Murph, initially sidelined with his peers checking on him, eventually accepts their assistance:
[10:49] Murph Meyer: "Each person grabbed a limb and then... we just needed the physical act of me completing a rotation and coming down on my feet."
This collaborative effort emphasizes the strength of the community within the improv class. Murph's realization of the importance of accepting help marks a pivotal moment in his personal journey:
[11:10] Unnamed Narrator: "Him trying to do the backflip and waving off everybody who wanted to be a spotter was him going, I'm walking my own path... he was just honestly concussed, but we did get to see him finally accept the help of the community."

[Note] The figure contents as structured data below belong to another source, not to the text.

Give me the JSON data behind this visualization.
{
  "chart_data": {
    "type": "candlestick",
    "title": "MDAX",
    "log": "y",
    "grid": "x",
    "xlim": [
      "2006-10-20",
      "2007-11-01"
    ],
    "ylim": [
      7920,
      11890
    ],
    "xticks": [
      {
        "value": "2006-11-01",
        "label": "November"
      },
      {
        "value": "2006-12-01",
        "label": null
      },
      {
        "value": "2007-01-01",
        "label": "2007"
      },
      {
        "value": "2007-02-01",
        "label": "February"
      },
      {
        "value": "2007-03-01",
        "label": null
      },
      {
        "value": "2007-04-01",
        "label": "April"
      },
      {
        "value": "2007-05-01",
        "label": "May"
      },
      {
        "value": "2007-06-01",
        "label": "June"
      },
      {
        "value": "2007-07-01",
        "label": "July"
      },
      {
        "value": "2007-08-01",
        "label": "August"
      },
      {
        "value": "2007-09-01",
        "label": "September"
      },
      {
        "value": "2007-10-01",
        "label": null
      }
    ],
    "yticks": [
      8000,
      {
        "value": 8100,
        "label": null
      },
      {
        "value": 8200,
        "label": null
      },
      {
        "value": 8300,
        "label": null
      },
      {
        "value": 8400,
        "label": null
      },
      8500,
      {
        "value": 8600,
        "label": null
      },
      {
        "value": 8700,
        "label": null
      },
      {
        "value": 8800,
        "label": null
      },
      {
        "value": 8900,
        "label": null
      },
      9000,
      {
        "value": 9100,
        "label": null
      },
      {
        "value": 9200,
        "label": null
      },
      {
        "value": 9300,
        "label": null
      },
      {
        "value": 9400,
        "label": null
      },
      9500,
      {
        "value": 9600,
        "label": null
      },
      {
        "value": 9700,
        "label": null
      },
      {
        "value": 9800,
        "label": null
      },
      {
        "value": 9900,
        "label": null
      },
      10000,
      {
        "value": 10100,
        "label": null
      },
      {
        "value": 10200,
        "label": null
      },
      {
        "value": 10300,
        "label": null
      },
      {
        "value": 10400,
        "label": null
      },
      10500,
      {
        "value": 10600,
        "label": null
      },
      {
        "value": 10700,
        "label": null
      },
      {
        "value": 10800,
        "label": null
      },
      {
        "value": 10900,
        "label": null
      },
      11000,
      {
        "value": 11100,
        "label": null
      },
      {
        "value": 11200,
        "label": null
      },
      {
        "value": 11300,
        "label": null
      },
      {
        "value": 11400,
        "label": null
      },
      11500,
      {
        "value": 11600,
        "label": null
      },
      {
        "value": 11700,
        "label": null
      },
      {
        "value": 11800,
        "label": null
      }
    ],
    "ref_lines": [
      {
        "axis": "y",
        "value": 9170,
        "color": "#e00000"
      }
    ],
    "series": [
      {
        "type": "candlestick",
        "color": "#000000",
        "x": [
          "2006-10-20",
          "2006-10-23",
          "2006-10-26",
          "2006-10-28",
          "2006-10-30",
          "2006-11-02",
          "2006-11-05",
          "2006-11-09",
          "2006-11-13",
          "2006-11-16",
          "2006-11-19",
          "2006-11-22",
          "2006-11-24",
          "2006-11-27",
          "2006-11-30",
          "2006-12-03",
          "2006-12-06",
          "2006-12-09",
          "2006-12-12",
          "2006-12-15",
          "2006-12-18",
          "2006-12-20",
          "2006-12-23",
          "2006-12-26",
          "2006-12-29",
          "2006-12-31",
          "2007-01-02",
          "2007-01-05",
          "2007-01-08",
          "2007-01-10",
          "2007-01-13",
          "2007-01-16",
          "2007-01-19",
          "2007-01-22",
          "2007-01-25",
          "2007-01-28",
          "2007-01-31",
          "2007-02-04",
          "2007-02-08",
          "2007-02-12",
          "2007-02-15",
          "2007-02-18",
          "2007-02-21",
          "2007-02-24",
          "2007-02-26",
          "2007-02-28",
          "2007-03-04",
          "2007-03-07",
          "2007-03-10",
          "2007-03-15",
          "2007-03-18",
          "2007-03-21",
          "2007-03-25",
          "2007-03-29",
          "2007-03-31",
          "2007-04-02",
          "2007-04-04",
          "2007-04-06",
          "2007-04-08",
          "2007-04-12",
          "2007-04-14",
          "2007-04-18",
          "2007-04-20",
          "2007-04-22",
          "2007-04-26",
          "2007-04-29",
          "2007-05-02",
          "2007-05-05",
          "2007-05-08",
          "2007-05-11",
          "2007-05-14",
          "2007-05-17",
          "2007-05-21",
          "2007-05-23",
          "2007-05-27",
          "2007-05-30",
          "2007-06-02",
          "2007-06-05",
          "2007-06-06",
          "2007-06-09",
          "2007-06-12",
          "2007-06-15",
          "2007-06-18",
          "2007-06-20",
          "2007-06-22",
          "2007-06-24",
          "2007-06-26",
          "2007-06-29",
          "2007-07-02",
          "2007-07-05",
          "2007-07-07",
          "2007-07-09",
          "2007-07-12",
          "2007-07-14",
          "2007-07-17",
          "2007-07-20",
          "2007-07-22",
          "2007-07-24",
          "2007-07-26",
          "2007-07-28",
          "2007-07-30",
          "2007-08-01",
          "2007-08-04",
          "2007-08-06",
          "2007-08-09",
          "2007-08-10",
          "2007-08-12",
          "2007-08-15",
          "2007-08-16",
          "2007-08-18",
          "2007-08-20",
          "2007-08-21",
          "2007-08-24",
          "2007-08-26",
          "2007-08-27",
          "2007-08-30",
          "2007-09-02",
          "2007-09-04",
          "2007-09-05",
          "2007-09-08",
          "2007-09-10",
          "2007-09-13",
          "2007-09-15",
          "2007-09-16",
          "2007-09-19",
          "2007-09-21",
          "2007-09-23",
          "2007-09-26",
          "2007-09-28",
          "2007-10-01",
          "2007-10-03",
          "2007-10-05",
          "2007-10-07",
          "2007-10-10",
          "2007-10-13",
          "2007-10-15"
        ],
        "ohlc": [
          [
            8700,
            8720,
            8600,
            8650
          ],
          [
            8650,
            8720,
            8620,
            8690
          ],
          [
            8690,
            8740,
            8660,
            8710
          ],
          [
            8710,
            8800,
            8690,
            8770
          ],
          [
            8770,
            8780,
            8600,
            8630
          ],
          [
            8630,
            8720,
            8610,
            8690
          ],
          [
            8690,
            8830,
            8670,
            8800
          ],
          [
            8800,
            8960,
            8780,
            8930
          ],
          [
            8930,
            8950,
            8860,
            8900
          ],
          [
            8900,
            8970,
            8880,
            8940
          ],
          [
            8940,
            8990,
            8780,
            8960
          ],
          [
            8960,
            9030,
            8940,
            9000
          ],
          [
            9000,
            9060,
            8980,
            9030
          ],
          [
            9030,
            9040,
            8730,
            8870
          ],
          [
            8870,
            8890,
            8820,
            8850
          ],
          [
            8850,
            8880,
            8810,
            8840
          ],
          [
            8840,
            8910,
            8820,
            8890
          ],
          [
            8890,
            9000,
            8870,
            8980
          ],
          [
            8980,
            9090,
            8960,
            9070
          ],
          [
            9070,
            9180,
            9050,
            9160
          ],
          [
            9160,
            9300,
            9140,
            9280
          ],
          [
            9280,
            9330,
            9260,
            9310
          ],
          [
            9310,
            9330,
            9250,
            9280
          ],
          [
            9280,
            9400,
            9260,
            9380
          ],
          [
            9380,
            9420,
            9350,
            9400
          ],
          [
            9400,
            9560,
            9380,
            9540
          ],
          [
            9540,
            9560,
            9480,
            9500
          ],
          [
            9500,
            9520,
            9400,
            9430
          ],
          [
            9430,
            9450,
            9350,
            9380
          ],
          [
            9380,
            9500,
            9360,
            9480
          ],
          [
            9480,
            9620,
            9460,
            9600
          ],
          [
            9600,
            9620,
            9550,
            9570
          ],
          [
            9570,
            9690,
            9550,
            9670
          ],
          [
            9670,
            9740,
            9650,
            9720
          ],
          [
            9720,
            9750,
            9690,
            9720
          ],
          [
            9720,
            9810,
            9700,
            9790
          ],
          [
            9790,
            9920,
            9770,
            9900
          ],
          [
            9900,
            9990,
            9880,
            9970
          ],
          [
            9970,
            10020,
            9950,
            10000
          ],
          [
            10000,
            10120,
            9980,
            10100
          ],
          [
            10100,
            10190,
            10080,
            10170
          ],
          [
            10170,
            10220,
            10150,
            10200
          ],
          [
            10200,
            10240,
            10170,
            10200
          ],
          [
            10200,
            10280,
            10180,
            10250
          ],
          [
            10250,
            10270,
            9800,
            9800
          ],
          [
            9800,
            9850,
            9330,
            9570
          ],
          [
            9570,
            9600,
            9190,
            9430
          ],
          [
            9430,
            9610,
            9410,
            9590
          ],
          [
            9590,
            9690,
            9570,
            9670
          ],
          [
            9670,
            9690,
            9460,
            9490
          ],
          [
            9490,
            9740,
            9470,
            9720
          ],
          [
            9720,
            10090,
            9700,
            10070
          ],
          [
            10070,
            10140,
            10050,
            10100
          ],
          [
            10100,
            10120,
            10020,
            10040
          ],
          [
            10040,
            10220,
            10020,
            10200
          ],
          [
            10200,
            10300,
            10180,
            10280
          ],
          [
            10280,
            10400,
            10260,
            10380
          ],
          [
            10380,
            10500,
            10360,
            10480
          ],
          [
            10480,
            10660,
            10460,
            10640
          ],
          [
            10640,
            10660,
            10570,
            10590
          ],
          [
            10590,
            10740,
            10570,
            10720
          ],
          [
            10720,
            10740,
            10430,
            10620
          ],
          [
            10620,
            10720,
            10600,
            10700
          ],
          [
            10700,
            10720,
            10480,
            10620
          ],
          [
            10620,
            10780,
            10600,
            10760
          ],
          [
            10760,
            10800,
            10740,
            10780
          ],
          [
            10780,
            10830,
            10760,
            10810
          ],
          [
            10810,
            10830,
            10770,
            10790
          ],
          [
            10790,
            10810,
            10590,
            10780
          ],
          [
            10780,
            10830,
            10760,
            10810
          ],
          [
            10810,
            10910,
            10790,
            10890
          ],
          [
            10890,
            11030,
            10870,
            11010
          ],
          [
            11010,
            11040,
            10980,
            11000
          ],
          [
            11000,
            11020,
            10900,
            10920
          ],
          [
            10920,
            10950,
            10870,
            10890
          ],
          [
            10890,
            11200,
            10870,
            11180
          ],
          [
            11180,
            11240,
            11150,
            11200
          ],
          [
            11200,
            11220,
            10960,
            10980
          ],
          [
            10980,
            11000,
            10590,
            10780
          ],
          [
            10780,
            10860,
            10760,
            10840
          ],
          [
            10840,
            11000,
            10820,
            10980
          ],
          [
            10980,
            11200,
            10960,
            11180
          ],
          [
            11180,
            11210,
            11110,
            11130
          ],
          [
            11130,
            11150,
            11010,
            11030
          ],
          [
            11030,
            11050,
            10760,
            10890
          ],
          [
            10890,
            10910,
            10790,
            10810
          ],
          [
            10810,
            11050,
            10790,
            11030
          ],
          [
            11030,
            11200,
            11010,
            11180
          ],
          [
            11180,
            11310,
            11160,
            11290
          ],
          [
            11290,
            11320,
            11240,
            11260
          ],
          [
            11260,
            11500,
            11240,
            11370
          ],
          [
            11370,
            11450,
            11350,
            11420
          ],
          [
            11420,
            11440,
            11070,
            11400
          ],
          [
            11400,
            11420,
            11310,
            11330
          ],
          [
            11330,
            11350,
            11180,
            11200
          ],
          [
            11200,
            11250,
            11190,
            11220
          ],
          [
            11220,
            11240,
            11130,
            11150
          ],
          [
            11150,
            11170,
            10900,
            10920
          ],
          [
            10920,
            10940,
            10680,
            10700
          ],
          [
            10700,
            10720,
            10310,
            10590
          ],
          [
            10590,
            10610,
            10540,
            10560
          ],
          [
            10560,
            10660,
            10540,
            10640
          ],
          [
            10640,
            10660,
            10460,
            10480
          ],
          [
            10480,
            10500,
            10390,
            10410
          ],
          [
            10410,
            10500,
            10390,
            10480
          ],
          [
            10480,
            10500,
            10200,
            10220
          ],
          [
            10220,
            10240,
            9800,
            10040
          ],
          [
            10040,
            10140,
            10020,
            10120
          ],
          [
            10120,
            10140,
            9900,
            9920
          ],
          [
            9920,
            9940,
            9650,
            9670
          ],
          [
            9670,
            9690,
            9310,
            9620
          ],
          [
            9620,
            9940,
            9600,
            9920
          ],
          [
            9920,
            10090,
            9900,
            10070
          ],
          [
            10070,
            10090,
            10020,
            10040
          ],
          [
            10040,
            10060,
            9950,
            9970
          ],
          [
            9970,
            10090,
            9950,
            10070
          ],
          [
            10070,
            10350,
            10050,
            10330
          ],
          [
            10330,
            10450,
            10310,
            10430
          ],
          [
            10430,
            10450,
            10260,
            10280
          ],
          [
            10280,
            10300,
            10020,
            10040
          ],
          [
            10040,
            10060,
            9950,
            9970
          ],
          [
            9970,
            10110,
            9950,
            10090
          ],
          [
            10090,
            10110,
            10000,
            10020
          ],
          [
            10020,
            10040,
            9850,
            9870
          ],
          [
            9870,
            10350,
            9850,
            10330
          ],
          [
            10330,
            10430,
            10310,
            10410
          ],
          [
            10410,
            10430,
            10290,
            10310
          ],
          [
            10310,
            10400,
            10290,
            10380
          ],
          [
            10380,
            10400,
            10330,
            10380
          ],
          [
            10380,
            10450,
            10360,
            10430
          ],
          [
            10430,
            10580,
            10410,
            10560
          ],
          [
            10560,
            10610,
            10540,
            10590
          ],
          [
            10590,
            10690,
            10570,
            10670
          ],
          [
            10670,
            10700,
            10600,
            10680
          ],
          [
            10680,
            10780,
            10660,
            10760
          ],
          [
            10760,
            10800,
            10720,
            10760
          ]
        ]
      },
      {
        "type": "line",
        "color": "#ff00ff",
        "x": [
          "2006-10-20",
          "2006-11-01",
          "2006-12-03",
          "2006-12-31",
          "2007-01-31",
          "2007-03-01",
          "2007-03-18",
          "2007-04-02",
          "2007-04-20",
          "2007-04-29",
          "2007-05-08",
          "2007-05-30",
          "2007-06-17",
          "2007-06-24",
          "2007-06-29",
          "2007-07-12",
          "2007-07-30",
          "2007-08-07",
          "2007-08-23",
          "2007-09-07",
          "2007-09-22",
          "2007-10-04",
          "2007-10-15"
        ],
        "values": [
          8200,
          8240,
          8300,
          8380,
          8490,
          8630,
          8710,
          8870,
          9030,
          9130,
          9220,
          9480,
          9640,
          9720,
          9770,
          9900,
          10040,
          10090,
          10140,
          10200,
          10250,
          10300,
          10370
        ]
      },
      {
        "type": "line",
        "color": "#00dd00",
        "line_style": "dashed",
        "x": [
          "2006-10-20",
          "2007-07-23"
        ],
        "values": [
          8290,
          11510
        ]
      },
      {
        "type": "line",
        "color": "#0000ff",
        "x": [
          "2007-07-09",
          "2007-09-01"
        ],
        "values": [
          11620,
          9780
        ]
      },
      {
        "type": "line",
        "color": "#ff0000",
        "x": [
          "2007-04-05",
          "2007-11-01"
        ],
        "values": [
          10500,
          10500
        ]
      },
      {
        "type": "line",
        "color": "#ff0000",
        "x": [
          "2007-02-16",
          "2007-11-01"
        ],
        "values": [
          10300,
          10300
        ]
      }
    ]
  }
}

The episode wraps up with reflections on the night's events and the lessons gleaned from Murph's attempt:
[11:54] Matt Mayer: "So it was wonderful to find your tribe, find your people, as, as they say, a lot in there."
[12:00] Murph Meyer: "Although the next day, I am very sore."
Chris Gethard concludes with a blend of humor and gratitude, acknowledging the bravery of Murph and the supportive nature of the class:
[12:15] Chris Gethard: "Snappers do not try that at home. Thank you to Murph Mayer for not dying, to Matt Mayer for being our backflipping guru, and to Chris Gethard for letting this whole sorry mess happen in the first place."
The narrative not only highlights the unpredictability of live performances but also underscores the profound impact of community support and personal courage.
"Flipped Out!" masterfully intertwines humor, tension, and heartfelt moments to depict a night where ambition meets adversity. Through Murph Meyer's daring attempt and the ensuing support from his peers, the episode celebrates the resilience of the human spirit and the essential role of community in overcoming personal challenges. This story serves as a poignant reminder that while individual effort is crucial, accepting and offering help can lead to transformative outcomes.
Production Credits
This summary encapsulates the essence of the "Flipped Out!" episode, providing a comprehensive overview for those unfamiliar with the original podcast episode.